As part of our ongoing effort to gain further insight into Tesla’s prospects, we recently met with Dr. Ion Yadigaroglu, a venture capitalist. Ion is an engineer with a doctorate in physics from Stanford. Ion has been programming since he was eight years old! Ion’s dad is a prominent nuclear scientist. So much for Ion’s creds. When Ion studied at Stanford graduate school, his roommate founded eBay. Ion’s $1,300 investment in the eBay startup became worth millions. In 1992, at the dawn of the Internet, Ion met Elon Musk. Elon had come to Palo Alto to research battery technologies in Stanford’s labs. Elon dropped out after only six days!
Further, while at Stanford, Ion was the teaching instructor for JB Straubel, Tesla’s CTO and chief engineer. Ion believes JB and his team are better at battery technology than anyone else. It was lucky for Ion that he met both Elon and JB. Ion invested in Tesla when it was just beginning, and so far has made a lot more than he did in eBay. After meeting Ion, we concluded it was lucky for Elon and JB they met Ion as well.
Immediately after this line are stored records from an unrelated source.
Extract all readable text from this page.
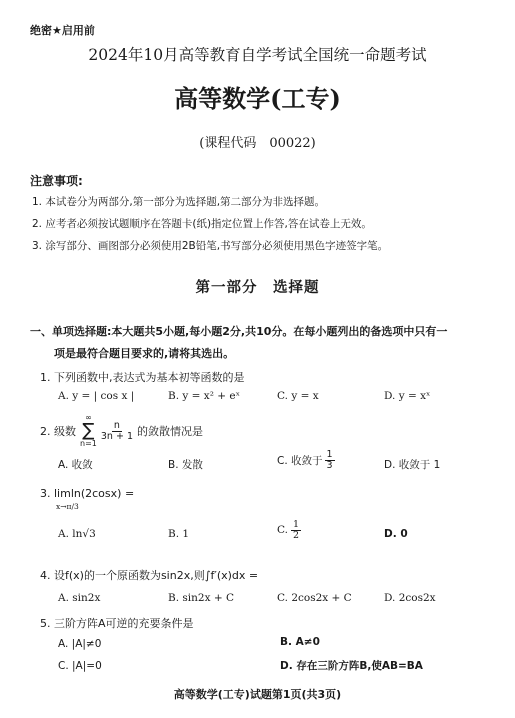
绝密★启用前
2024年10月高等教育自学考试全国统一命题考试
高等数学(工专)
(课程代码　00022)
注意事项:
1. 本试卷分为两部分,第一部分为选择题,第二部分为非选择题。
2. 应考者必须按试题顺序在答题卡(纸)指定位置上作答,答在试卷上无效。
3. 涂写部分、画图部分必须使用2B铅笔,书写部分必须使用黑色字迹签字笔。
第一部分　选择题
一、单项选择题:本大题共5小题,每小题2分,共10分。在每小题列出的备选项中只有一
项是最符合题目要求的,请将其选出。
1. 下列函数中,表达式为基本初等函数的是
A. y = | cos x |	B. y = x² + eˣ	C. y = x	D. y = xˣ
2. 级数
∞
∑
n=1
$\frac{n}{3n + 1}$ 的敛散情况是
A. 收敛	B. 发散	C. 收敛于 $\frac{1}{3}$	D. 收敛于 1
3. limln(2cosx) =
x→π/3
A. ln√3	B. 1	C. $\frac{1}{2}$	D. 0
4. 设f(x)的一个原函数为sin2x,则∫f′(x)dx =
A. sin2x	B. sin2x + C	C. 2cos2x + C	D. 2cos2x
5. 三阶方阵A可逆的充要条件是
A. |A|≠0	B. A≠0
C. |A|=0	D. 存在三阶方阵B,使AB=BA
高等数学(工专)试题第1页(共3页)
Our meeting with Dr. Yadigaroglu is one example of Baron Funds’ differentiated primary research approach. Few institutional investors have met with Elon and JB. Fewer still, we’re guessing, have met with the co-founder’s teaching instructor at Stanford. We believe fewer and fewer in the investment industry are performing even the most basic research on businesses. There is a reason for this. During the past 15 years, boosted by virtually instantaneous communications, computer algorithms, and the increasing popularity of ETFs, securities trading volumes have multiplied exponentially. As computers and software have replaced traders and marketplaces, brokerage commission revenues have fallen dramatically. Brokerage commissions historically have been used to pay for investment research. Ergo, investment research budgets have been cut significantly; there are now far fewer financial analysts; and “price discovery” and markets have become less efficient.